Curated art vs. the artist’s garage

This week we saw two shows currently on view in San Francisco, “Picasso Masterpieces from the Musée National Picasso, Paris” at the de Young, and “The Steins Collect,” at SF MOMA.  The first was a disappointment. A mishmash of Picasso pieces owned by the artist and left to the French government at his death, it seemed to me to be a large selection of whatever people hadn’t bought when Picasso was alive. There were a few wonderful pieces, but mostly I was reminded that once someone is famous, anything they make or do goes on display, including a lot of the necessarily failed sketches and paintings one must make to come up with the few stunning works of art.

In contrast, the collections of Leo and Gertrude Stein and their brother Michael and his wife Sarah compose a thoughtfully curated collection, purchased largely before the artists became famous. It’s a stunning exhibit that features early works by Picasso, Matisse, Manguin, Gris, and others.
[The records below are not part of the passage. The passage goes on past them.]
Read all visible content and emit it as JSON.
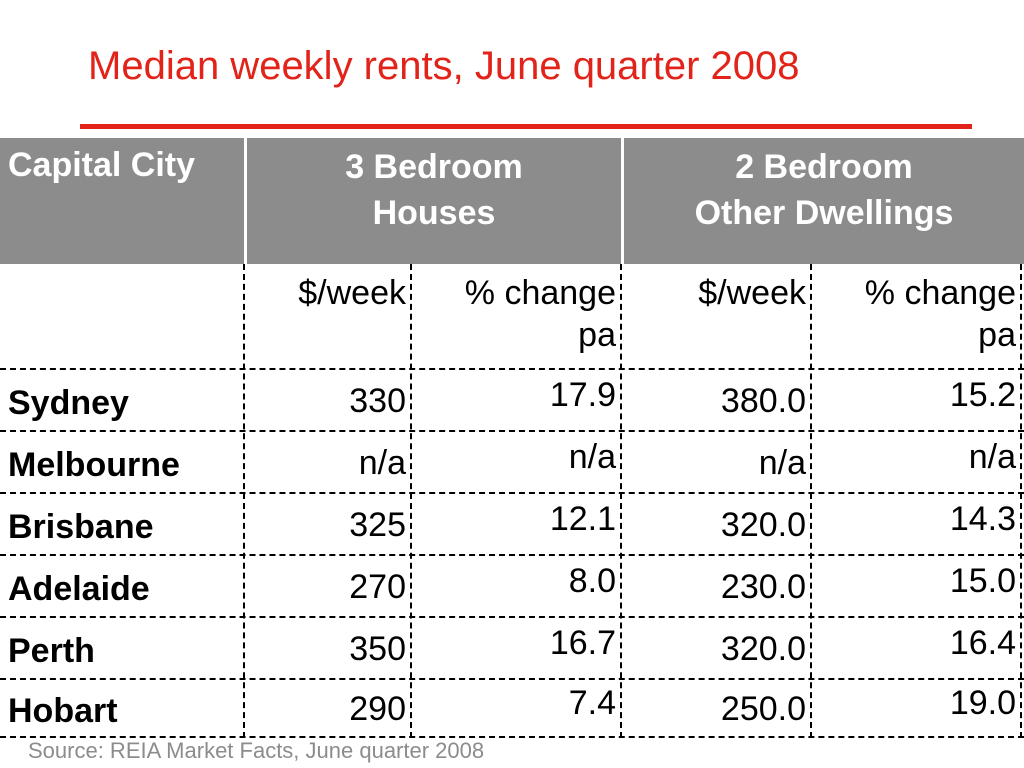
{
  "title": "Median weekly rents, June quarter 2008",
  "header": {
    "city": "Capital City",
    "houses_line1": "3 Bedroom",
    "houses_line2": "Houses",
    "other_line1": "2 Bedroom",
    "other_line2": "Other Dwellings"
  },
  "subheader": {
    "week1": "$/week",
    "change1_line1": "% change",
    "change1_line2": "pa",
    "week2": "$/week",
    "change2_line1": "% change",
    "change2_line2": "pa"
  },
  "rows": [
    {
      "city": "Sydney",
      "h_week": "330",
      "h_change": "17.9",
      "o_week": "380.0",
      "o_change": "15.2"
    },
    {
      "city": "Melbourne",
      "h_week": "n/a",
      "h_change": "n/a",
      "o_week": "n/a",
      "o_change": "n/a"
    },
    {
      "city": "Brisbane",
      "h_week": "325",
      "h_change": "12.1",
      "o_week": "320.0",
      "o_change": "14.3"
    },
    {
      "city": "Adelaide",
      "h_week": "270",
      "h_change": "8.0",
      "o_week": "230.0",
      "o_change": "15.0"
    },
    {
      "city": "Perth",
      "h_week": "350",
      "h_change": "16.7",
      "o_week": "320.0",
      "o_change": "16.4"
    },
    {
      "city": "Hobart",
      "h_week": "290",
      "h_change": "7.4",
      "o_week": "250.0",
      "o_change": "19.0"
    }
  ],
  "source": "Source: REIA Market Facts, June quarter 2008",
  "colors": {
    "accent": "#e2231a",
    "header_bg": "#8c8c8c",
    "source_text": "#8c8c8c"
  }
}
The collection was arranged in groups by who collected the paintings and when they were collected, and the blurbs provided context for each room.  It is one of the few exhibits in which the text actually added to the paintings. There were also photographs of the Steins and of the paintings as they hung in Paris.  My favorites were this Juan Gris collage (you can hear a brief audio snippet if you click the picture to the left), and most of all, La Coiffure by Henri Manguin.  This is a luminous and moving painting, and I want to go back and look at it again.  As the Steins bought it in 1906 and hung it in their famous studio, both Picasso and Matisse saw it and did their own versions, but I loved this one by Manguin (a painter I’d never heard of before). This image can’t capture the idea:

(Image now flipped correctly, thanks to a perspicacious reader!) It was interesting to read about Leo, Gertrude, Michael and Sarah. The latter couple really introduced Matisse to the US.  If you have a chance between now and September 6, I highly recommend a visit to SF  MOMA so you can see for yourself. They make a delicious cappuccino on the roof garden, too.